Integrating refugees into an economy puts a huge onus on governments to create pathways for that to happen. It requires immense coordination and funding, not to mention a public relations offensive. In countries such as Kenya, where the population outside of refugee camps is actually poorer than that inside in some cases, that battle is even more difficult. In that sense, it is no wonder that Kenya announced plans this month to close its refugee camps, threatening to displace more than 600,000 people, many of whom were born in the camps. Dadaab camp, mostly home to Somalis, is the largest in the world.

At a panel discussion in Washington on Tuesday, World Bank President Jim Yong Kim related his experience in promoting refugee employment in Kenya. "If you talk to President Kenyatta, he'll say that Kenyans in that region are suffering terribly. 'If we say that everyone can work, my own people will rise up in revolt,'" said Kim, paraphrasing the Kenyan president.

Kim was joined on the panel by David Miliband, a British former politician who leads the International Rescue Committee. Miliband laid out his thoughts on how nations such as Kenya might be able to reap the same economic benefits of hosting refugees as Europe.

"The only way to create some dignity for the refugees and some hope for the local communities is a win-win." he said. "And the only way to do that is to bring resources in from the outside. And that resource can’t just be quote-unquote 'more aid,' it has to be a different kind of financing."

By different financing, Miliband meant that humanitarian agencies like his and massive financing institutions like Kim's had to come together and find ways to simultaneously offer economic development and employment to refugees and the communities that bear the burden of hosting them. Given that the vast majority of refugees are not on their way to Europe, this is the approach that would have far greater bearing on the lives of most refugees.

But, again, context means just as much as coordination and implementation. When it comes to employment, there are the tricky issues of legal status and citizenship, not to mention the simple need for there to be jobs available for refugees, or anyone for that matter. And that doesn't even touch the security concerns that most governments and their constituents have about refugees, let alone the political risk for any elected official in making long-term investments in people who may be seen as foreigners and leeches.

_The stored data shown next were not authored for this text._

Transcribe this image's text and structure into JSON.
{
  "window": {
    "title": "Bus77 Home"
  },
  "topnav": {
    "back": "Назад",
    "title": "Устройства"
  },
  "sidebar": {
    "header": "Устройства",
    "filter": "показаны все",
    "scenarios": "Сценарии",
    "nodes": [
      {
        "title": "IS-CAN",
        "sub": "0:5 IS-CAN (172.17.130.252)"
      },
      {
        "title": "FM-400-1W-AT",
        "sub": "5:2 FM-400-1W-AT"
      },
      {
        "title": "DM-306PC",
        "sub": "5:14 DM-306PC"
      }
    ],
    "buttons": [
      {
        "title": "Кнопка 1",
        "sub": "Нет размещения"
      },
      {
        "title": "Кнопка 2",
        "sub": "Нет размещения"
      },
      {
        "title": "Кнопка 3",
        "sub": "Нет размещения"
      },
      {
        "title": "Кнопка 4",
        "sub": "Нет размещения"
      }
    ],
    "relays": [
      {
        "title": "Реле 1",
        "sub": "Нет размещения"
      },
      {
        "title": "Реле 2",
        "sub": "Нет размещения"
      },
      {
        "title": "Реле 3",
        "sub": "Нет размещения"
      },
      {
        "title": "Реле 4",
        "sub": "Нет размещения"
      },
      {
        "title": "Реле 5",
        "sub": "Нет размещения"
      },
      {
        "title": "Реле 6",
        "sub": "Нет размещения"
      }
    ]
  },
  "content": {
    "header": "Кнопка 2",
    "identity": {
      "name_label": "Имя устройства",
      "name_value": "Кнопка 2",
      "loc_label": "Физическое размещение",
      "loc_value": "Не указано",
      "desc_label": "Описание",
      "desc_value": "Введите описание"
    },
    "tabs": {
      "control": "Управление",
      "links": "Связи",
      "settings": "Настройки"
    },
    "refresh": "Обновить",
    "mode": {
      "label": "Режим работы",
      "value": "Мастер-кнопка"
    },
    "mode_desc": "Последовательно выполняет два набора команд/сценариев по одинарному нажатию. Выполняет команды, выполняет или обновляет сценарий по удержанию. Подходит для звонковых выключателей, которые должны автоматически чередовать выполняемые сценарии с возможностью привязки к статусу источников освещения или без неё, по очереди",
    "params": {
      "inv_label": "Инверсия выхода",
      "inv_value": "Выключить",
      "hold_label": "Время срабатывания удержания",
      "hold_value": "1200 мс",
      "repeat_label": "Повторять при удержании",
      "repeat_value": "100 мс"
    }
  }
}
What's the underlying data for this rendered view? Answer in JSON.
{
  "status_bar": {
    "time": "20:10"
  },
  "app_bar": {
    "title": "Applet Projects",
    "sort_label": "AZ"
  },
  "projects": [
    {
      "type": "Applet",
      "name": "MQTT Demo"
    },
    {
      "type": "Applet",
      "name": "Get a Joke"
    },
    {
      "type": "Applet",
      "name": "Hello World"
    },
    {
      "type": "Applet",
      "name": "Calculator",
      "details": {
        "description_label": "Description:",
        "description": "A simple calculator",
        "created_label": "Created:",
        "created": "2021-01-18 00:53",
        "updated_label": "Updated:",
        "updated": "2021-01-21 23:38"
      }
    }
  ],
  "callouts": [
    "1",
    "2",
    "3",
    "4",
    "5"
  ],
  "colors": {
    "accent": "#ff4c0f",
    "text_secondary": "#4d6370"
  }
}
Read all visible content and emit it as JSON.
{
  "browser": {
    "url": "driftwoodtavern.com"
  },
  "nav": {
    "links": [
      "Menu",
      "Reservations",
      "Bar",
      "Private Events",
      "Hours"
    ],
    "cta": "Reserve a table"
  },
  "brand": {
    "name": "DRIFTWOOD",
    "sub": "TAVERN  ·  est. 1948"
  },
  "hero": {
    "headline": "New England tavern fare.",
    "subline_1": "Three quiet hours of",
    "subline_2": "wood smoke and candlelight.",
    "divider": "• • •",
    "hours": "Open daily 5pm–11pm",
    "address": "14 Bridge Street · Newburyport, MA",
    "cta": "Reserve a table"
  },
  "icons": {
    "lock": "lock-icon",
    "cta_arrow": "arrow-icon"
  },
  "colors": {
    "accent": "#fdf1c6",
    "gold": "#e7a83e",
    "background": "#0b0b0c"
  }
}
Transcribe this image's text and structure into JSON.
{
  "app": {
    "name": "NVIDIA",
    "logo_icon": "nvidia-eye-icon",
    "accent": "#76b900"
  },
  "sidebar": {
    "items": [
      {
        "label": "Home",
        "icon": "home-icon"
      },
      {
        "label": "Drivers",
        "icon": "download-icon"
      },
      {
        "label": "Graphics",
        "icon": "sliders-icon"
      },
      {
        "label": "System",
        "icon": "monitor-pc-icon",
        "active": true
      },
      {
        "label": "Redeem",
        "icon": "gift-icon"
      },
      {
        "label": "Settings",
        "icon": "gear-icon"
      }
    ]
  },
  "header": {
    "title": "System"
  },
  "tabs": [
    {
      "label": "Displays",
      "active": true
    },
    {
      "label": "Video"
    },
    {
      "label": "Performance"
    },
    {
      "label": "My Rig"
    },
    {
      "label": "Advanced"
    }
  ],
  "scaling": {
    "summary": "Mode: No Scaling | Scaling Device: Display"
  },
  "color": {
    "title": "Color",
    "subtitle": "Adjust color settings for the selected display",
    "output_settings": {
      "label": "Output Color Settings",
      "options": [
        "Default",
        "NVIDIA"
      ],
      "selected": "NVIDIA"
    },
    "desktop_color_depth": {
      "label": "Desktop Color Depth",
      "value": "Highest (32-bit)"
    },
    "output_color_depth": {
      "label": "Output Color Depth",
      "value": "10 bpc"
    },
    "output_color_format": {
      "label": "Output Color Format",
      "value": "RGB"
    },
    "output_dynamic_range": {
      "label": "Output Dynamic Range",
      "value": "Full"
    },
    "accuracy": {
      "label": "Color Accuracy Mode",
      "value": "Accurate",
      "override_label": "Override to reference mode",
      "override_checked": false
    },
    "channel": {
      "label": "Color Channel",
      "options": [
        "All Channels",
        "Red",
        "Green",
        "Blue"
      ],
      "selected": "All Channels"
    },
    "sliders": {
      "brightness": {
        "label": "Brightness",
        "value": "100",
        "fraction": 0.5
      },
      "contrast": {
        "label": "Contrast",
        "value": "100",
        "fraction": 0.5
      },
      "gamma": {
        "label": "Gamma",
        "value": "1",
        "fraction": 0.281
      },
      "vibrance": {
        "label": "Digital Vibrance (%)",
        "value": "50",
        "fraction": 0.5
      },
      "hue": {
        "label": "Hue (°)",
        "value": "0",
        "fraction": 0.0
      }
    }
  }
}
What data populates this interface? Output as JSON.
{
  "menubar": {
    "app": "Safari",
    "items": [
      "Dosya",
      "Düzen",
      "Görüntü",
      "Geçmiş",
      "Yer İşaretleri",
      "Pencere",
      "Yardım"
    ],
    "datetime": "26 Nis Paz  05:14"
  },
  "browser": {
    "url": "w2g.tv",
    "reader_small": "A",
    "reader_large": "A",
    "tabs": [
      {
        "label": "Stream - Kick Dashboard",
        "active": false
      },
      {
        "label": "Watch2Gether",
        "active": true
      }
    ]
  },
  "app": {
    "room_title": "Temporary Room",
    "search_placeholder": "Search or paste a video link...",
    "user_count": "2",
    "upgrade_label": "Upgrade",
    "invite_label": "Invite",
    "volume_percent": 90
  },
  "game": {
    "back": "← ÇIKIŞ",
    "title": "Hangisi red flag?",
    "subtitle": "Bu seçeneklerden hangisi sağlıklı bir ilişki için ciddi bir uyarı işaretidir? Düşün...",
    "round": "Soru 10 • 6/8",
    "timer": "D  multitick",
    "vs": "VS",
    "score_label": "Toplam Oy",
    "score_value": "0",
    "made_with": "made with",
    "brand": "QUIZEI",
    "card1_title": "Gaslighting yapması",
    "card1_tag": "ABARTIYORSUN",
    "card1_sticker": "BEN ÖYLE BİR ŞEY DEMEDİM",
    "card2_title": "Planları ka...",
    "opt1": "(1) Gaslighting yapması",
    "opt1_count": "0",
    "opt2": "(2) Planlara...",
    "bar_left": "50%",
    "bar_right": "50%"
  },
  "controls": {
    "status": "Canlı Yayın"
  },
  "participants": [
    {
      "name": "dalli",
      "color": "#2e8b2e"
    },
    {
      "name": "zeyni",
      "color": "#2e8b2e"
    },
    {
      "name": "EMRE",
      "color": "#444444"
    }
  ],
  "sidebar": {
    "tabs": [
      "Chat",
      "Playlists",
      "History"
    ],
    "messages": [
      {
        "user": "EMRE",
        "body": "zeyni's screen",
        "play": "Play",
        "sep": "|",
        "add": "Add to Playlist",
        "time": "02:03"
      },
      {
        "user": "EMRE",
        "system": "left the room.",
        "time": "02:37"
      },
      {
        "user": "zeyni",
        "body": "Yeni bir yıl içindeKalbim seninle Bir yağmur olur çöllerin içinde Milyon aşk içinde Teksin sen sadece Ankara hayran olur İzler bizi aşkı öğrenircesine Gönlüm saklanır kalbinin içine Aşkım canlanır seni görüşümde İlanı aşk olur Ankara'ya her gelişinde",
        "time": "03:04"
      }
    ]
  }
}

This weekend, leaders in the development and humanitarian world are meeting in Istanbul at the World Humanitarian Summit to discuss a coordinated response to the refugee crisis. On the prospects of any major breakthrough, Kim said, "I think it really is important to come out of the WHS not, sort of, all singing kumbaya and saying we've solved our problem. I think it will be a realization that the problem is much deeper and more complicated than we appreciate."